L'homme, qui tenait une lanterne tamisée, me gratifia d'un sourire cruel.

— Ouais. La garce. La catin du monstre.

— La catin ? Voyez-vous ça. On ne me l'avait encore jamais faite, celle-là.

— Dans cette vie, peut-être. Mais dans la précédente, nous te nommions déjà ainsi, Flora d'Erell.

Cette fois-ci, je restai coite, sans répartie. Dans la vie précédente ? Je savais les Disciples pourvus d'une logique quelque peu tordue, mais il y avait des limites.

— Non, mais je vous demande si votre ancêtre domptait les poneys, moi !? C'est quoi cette histoire de vie précédente ?

— Tu vas vite le savoir. Les gars, venez m'aider.

Deux gaillards arrivèrent, pour me prendre en poids, sans le moindre égard pour mon genou brisé. Les dents serrées, je luttai pour ne pas m'évanouir en dépit des étoiles qui dansèrent devant mes yeux. Je devais regarder autour de moi. Chercher à comprendre où je me trouvais.

Cela ne ressemblait pas à une grotte, contrairement à d'habitude. C'était même tout l'inverse. On me sortit des entrailles d'une cave, pour se retrouver dans un salon cossu. Le choc me fit cligner des paupières. Qu'est-ce que... depuis combien de temps ne m'étais-je pas retrouvée dans une maison ?

Non.

Un manoir. Je me trouvais dans un manoir.

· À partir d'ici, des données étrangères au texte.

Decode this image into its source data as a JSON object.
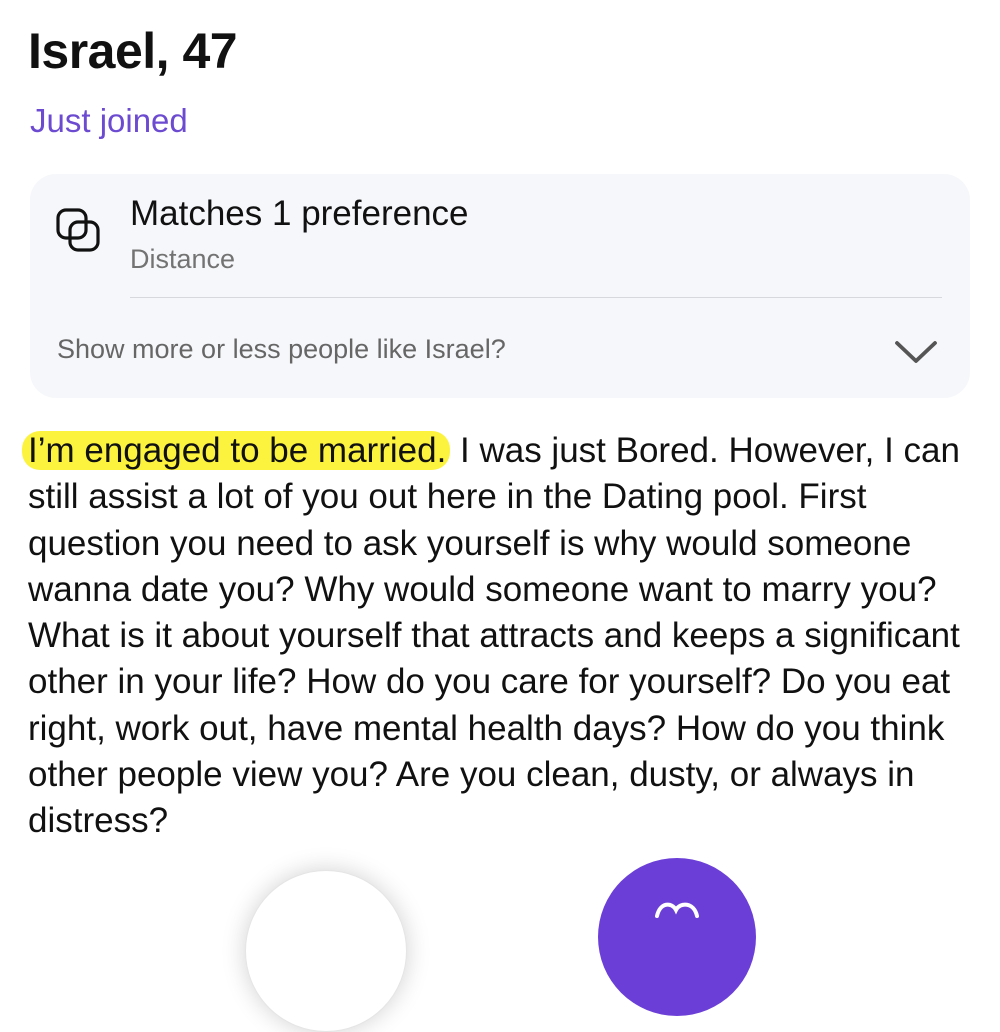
{
  "profile": {
    "name_age": "Israel, 47",
    "status": "Just joined"
  },
  "preference_card": {
    "title": "Matches 1 preference",
    "subtitle": "Distance",
    "prompt": "Show more or less people like Israel?"
  },
  "bio": {
    "highlighted": "I’m engaged to be married.",
    "text": " I was just Bored. However, I can still assist a lot of you out here in the Dating pool. First question you need to ask yourself is why would someone wanna date you? Why would someone want to marry you? What is it about yourself that attracts and keeps a significant other in your life? How do you care for yourself? Do you eat right, work out, have mental health days? How do you think other people view you? Are you clean, dusty, or always in distress?"
  },
  "colors": {
    "accent": "#6c4bd1",
    "highlight": "#fbf33e",
    "card_bg": "#f6f7fa",
    "action_button": "#6b3fd7"
  },
  "icons": {
    "preference": "overlapping-squares-icon",
    "expand": "chevron-down-icon"
  }
}
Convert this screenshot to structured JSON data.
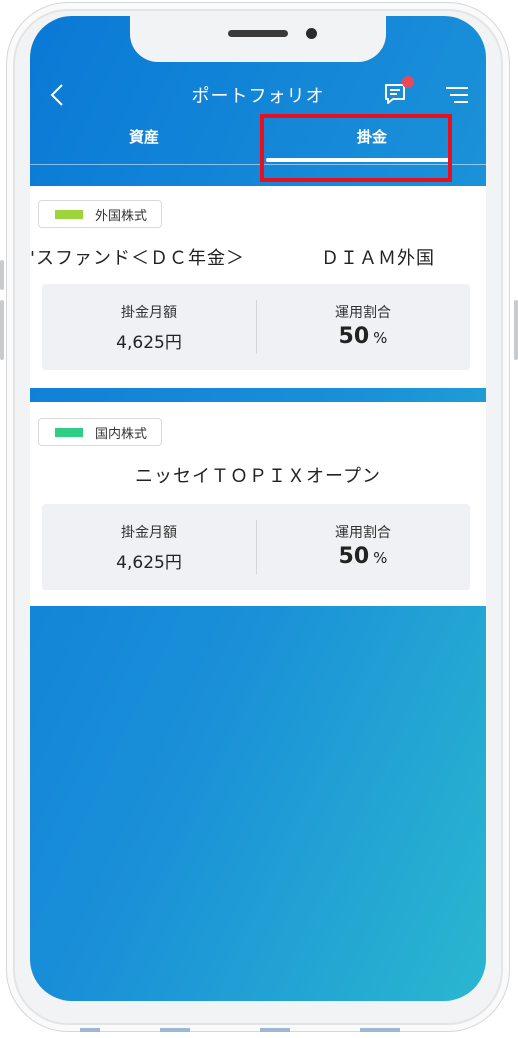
{
  "header": {
    "title": "ポートフォリオ"
  },
  "tabs": [
    {
      "label": "資産"
    },
    {
      "label": "掛金"
    }
  ],
  "cards": [
    {
      "category": "外国株式",
      "category_color": "#9bd53b",
      "fund_name": "'スファンド＜ＤＣ年金＞　　　　ＤＩＡＭ外国",
      "monthly_label": "掛金月額",
      "monthly_value": "4,625円",
      "ratio_label": "運用割合",
      "ratio_value": "50",
      "ratio_unit": "%"
    },
    {
      "category": "国内株式",
      "category_color": "#2fce84",
      "fund_name": "ニッセイＴＯＰＩＸオープン",
      "monthly_label": "掛金月額",
      "monthly_value": "4,625円",
      "ratio_label": "運用割合",
      "ratio_value": "50",
      "ratio_unit": "%"
    }
  ],
  "colors": {
    "brand_gradient_start": "#0a79d6",
    "brand_gradient_end": "#2ab7cf",
    "highlight": "#e8101e",
    "notification_dot": "#e8485a"
  },
  "icons": {
    "back": "chevron-left-icon",
    "messages": "message-icon",
    "menu": "menu-icon"
  }
}
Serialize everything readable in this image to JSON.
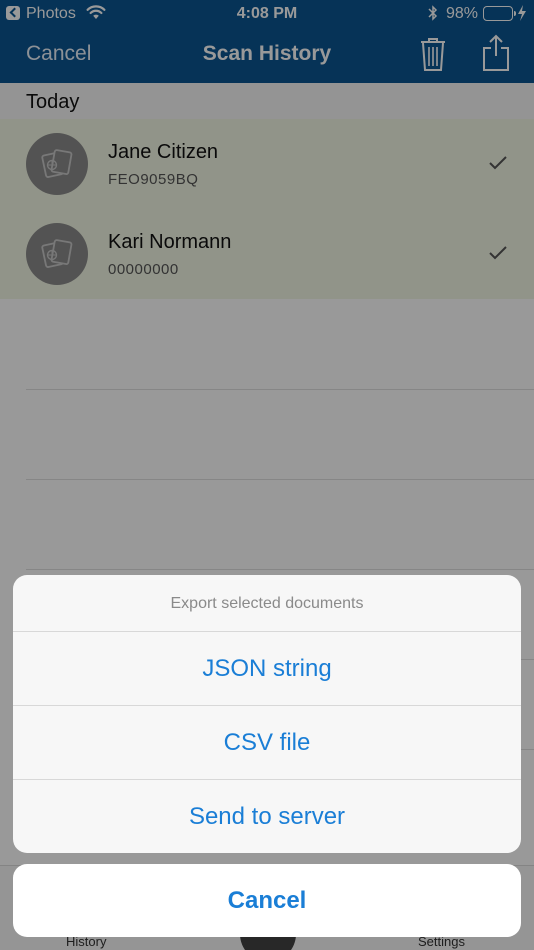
{
  "status_bar": {
    "back_app": "Photos",
    "time": "4:08 PM",
    "battery_percent": "98%",
    "battery_level": 0.98
  },
  "nav": {
    "cancel_label": "Cancel",
    "title": "Scan History"
  },
  "history": {
    "section_title": "Today",
    "items": [
      {
        "name": "Jane Citizen",
        "document_number": "FEO9059BQ",
        "selected": true
      },
      {
        "name": "Kari Normann",
        "document_number": "00000000",
        "selected": true
      }
    ]
  },
  "tab_bar": {
    "history_label": "History",
    "settings_label": "Settings"
  },
  "action_sheet": {
    "title": "Export selected documents",
    "options": [
      "JSON string",
      "CSV file",
      "Send to server"
    ],
    "cancel_label": "Cancel"
  },
  "colors": {
    "nav_bar": "#0a5591",
    "selected_row": "#f2f7e5",
    "action_blue": "#1a7ed6",
    "battery_green": "#4cd964"
  }
}
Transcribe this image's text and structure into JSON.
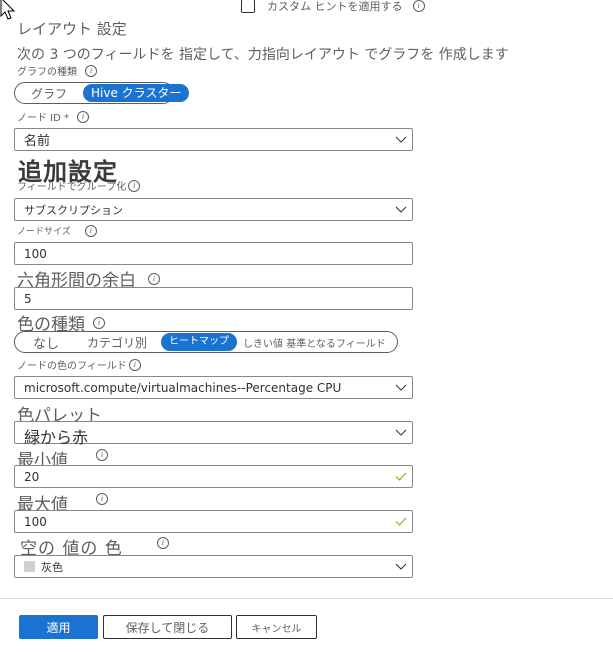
{
  "top": {
    "custom_hint_label": "カスタム ヒントを適用する",
    "custom_hint_checked": false
  },
  "layout": {
    "title": "レイアウト 設定",
    "description": "次の 3 つのフィールドを 指定して、力指向レイアウト でグラフを 作成します",
    "graph_type_label": "グラフの種類",
    "graph_type_options": [
      "グラフ",
      "Hive クラスター"
    ],
    "graph_type_selected": "Hive クラスター",
    "node_id_label": "ノード ID *",
    "node_id_value": "名前"
  },
  "additional": {
    "title": "追加設定",
    "group_by_label": "フィールドでグループ化",
    "group_by_value": "サブスクリプション",
    "node_size_label": "ノードサイズ",
    "node_size_value": "100",
    "hex_margin_label": "六角形間の余白",
    "hex_margin_value": "5",
    "color_type_label": "色の種類",
    "color_type_options": [
      "なし",
      "カテゴリ別",
      "ヒートマップ",
      "しきい値 基準となるフィールド"
    ],
    "color_type_selected": "ヒートマップ",
    "node_color_field_label": "ノードの色のフィールド",
    "node_color_field_value": "microsoft.compute/virtualmachines--Percentage CPU",
    "palette_label": "色パレット",
    "palette_value": "緑から赤",
    "min_label": "最小値",
    "min_value": "20",
    "max_label": "最大値",
    "max_value": "100",
    "empty_color_label": "空の 値の 色",
    "empty_color_value": "灰色",
    "empty_color_swatch": "#d2d0ce"
  },
  "footer": {
    "apply_label": "適用",
    "save_close_label": "保存して閉じる",
    "cancel_label": "キャンセル"
  },
  "icons": {
    "info": "i"
  },
  "colors": {
    "accent": "#1a73d1",
    "valid_check": "#6bb700"
  }
}
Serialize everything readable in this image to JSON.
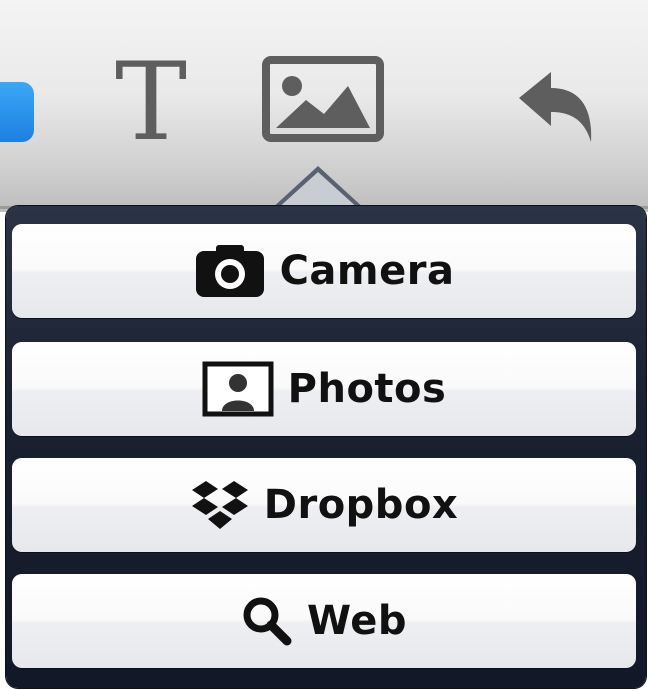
{
  "toolbar": {
    "text_tool_glyph": "T",
    "icons": [
      "blue-shape-icon",
      "text-icon",
      "image-icon",
      "undo-icon"
    ]
  },
  "popover": {
    "items": [
      {
        "label": "Camera",
        "icon": "camera-icon"
      },
      {
        "label": "Photos",
        "icon": "photos-icon"
      },
      {
        "label": "Dropbox",
        "icon": "dropbox-icon"
      },
      {
        "label": "Web",
        "icon": "search-icon"
      }
    ]
  },
  "colors": {
    "popover_background": "#1a2131",
    "item_background": "#f5f5f7",
    "accent_blue": "#1e7fe0",
    "toolbar_icon_gray": "#5e5e5e"
  }
}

Celui d'une personne aisée, ou tout du moins qui le fut. Une cheminée se trouvait dans chaque chambre. D'épais tapis recouvraient les dalles de pierre du sol, des tableaux ornaient les murs. On me monta à l'étage, par un escalier en bois massif. Avec la lumière du petit jour, l'endroit était glauque. C'est dans une chambre qu'on me jeta par terre. Le souffle coupé par le choc et la souffrance, je roulai de nouveau sur le dos. Surtout, ne pas s'évanouir, surtout ne pas... Ça y est, la crise était passée.

Je pouvais enfin voir le vieux visage penché sur moi. Les mains dans le dos, un homme me détaillait, comme s'il avait affaire à une quelconque monstruosité.

— Quoi ? grinçai-je. Vous n'avez jamais vu quelqu'un avoir mal ?

— C'est la première fois que je vois une réincarnation, déclara le vieil homme. Tu es trait pour trait la même femme qu'il y a trente ans.

Pardon ? Sourcils froncés, toujours saucissonnés par les chaines, je l'avisai. Lui, en tout cas, ne me disait rien.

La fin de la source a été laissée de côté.